Member of the Bengal Legislative Assembly
- In office 1937–1945
- Succeeded by: Husne Ara Khan & Bazme Ara Begum
- Constituency: Cox's Bazar

Personal details
- Born: 1890 Harbang, Cox's Bazar subdivision, Chittagong District, Bengal Presidency
- Died: 1958 (aged 67–68) Dacca, East Bengal, Pakistan
- Resting place: Azimpur Graveyard, Dhaka, Bangladesh
- Party: Krishak Praja Party
- Occupation: Landlord, lawyer, politician

= Jalaluddin Ahmad =

Khan Bahadur Maulvi Jalaluddin Ahmad (জালালুদ্দীন আহমদ; 1890 – 1958) was a Bengali landlord, lawyer, jurist and politician. He was the former health minister of Bengal.

==Early life and family==
Ahmad was born in 1890 to a Bengali zamindar family in the village of Harbang in Cox's Bazar subdivision, Chittagong District, Bengal Presidency.

==Career==
Ahmad was a prominent lawyer in the Chittagong district. He was known for his guiding principles and honesty. Ahmad could speak several languages proficiently including Bengali, Arabic, Urdu and Persian. He was awarded the title of Khan Bahadur by the British administration for his years of service to the community and for being a prominent landlord.
Khan Bahadur Maulvi Jalal Uddin Ahmad Chowdhury entered active politics in the mid-1930s. He initially contested the 1937 Bengal elections as an independent candidate. Subsequently, with the support of as a Krishak Praja Party candidate, and he defeated the All-India Muslim League candidate, Mohammad Abdur Rashid Siddiqui, and was elected to the Bengal Legislative Assembly and He remained a member of the Bengal Legislative Assembly. from 1937 to 1946. However, the principal identity of his political career was that of a veteran politician associated with the Muslim League.When A. K. Fazlul Huq rejoined the Muslim League, Jalal Uddin Ahmad Chowdhury also returned to the party. He subsequently served as a member of the Executive Committee and the Parliamentary Board of the Muslim League in undivided Bengal. Following the fall of the Huq–Shyama Coalition Ministry,
he served as Minister for Public Health and Local Self-Government of Bengal under the Khwaja Nazim Uddin cabintet. In his later years as well, he remained actively associated with Muslim League politics.

==Personal life==
He was married to Nafisa Khatun and with her had two daughters, Husna Ara Khan and Bazme Ara Begum. Ahmed's grandson Abdul Muqtadir Khan (Babu) was the chairman of GEC (General Electric Company) Bangladesh and a chartered accountant from England and Wales. One of his other grandsons, A.M. Khan (Rokon) was a pharmacist, business man and social personality.

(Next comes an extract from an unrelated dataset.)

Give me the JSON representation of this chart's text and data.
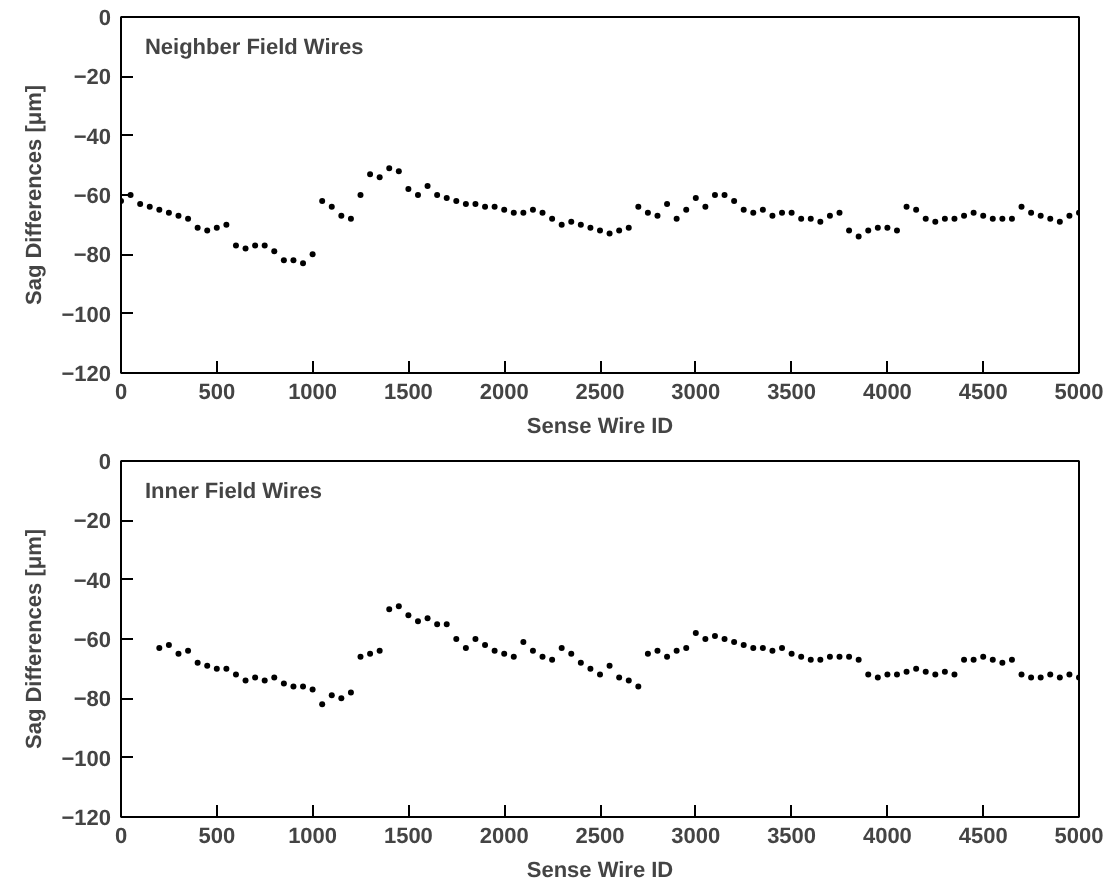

Among the great-grandsons, Mr. Khaled Ahamed Nur serves as the Chairman of Dhrubo Group, while Mr. Ahsanul Kabir, a Chartered Forensic Accountant and Chartered Management Consultant, is the Managing Director of Time Group (https://www.timenetworksltd.com/), Ms. Fareha Begum, serving as the Country Director of PFEC Global

==Death==
He died in 1958 in Dacca, East Bengal and is buried at the Azimpur Graveyard.